On Oct. 11, Southgate Parks and Recreation Director Julie Goddard said residents of the building were still being housed at the Southgate senior center, and no timeline had been set for returning people to their apartments.
Sypula said the cause of the fire is still undetermined, but he believes it was accidental, and he said it was not caused by a smoker who nodded off.
“We have a bunch of investigators coming through from insurance companies,” he said. “What is going to happen now, is we leave it open until we compile more evidence. But nobody fell asleep.”
Sypula said about 20 to 25 people were being housed at the Civic Center until the cleaning company reports on the building’s air quality, which will determine when residents may return to their apartments.
Sypula said Oct. 9 he hoped to return some of the residents by the end of the week.
“They are working 24 hours,” Sypula said. “They keep switching out crews. The major part is the water, in the middle, underneath the fire, because of all the carpeting they are taking out.”
Sypula said the Seaway lobby, which is directly under the apartment fire, had a lot of damage.
“We can’t put people in there yet, because the lobby is torn up,” he said.
Sypula said it would have been beneficial if the apartment building had sprinklers, but when it was built, it was not required by the building code at the time. He said the apartments are Section 8 government housing, which provides a rental subsidy to landlords for qualified low-income tenants.
He said it would be nice if the building were retrofitted with a sprinkler system, but he doesn’t expect it to occur.
He said the cinderblock construction of the building, and the standpipes for fire hoses, which are an extension of the fire hydrant system, are on the staircases for each floor, which allows them to fight the fire from the hallway, and makes the building reasonably safe.
Sypula said residents in wheelchairs sheltered in place until first responders could safely evacuate them from the building.
“That is what they are supposed to be taught, to shelter in place, until we come get you,” Sypula said. “But, you know, people open their doors, and see what is going on.”
He confirmed that all residents were evacuated using the stairs, and none had to be rescued from windows using ladder trucks.
Ashley Yax, Village Green vice president of sales and marketing, said cleanup efforts include air quality testing.

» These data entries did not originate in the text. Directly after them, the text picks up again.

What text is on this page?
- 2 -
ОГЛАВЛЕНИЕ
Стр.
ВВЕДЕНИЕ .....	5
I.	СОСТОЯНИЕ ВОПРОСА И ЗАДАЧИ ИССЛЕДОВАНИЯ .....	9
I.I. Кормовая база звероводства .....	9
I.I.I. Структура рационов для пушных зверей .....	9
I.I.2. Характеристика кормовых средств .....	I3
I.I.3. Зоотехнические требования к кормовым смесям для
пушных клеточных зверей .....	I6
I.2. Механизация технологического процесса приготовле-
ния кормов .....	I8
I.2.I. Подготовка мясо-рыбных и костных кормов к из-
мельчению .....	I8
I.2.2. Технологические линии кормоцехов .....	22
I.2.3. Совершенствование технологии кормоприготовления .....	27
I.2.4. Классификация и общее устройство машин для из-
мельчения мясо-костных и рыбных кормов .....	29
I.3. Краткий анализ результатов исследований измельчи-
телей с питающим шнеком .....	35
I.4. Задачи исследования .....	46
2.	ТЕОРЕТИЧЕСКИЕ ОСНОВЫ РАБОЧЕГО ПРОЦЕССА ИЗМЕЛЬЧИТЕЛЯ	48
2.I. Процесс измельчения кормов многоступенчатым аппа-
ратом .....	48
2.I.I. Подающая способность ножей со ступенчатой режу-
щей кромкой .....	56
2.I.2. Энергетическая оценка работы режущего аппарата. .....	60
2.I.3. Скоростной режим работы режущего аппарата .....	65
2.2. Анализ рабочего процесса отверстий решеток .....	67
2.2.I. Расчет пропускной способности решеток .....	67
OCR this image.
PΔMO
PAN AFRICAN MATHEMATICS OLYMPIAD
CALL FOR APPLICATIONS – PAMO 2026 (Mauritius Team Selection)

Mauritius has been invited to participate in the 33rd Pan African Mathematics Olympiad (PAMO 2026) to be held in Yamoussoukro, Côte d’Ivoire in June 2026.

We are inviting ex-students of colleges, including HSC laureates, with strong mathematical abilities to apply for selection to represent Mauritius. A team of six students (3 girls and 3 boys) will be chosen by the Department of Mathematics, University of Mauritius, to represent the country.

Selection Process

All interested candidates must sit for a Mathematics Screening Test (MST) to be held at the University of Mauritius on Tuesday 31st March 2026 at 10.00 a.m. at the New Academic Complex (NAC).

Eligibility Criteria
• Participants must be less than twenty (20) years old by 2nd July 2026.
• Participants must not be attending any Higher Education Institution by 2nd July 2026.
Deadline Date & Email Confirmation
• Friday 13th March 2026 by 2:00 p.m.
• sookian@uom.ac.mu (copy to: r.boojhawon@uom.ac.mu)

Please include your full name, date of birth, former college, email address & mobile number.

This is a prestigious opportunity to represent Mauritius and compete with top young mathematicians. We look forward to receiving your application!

Residents were allowed into their apartments with accompanying personnel to retrieve personal items, like prescriptions and clothing.
“Our goal is to get the residents returned to their apartment homes as quickly and safely as possible,” Yax said.
Southgate Mayor Joseph Kuspa said he was pleased to see the community come together to assist with the immediate needs of the displaced seniors.
“Our public safety officers really did an outstanding job during the rescue effort, and we are truly thankful that there was no loss of life,” Kuspa said. “I would also like to thank the surrounding communities that assisted during the fire. Our Downriver Mutual Aid program is remarkable.”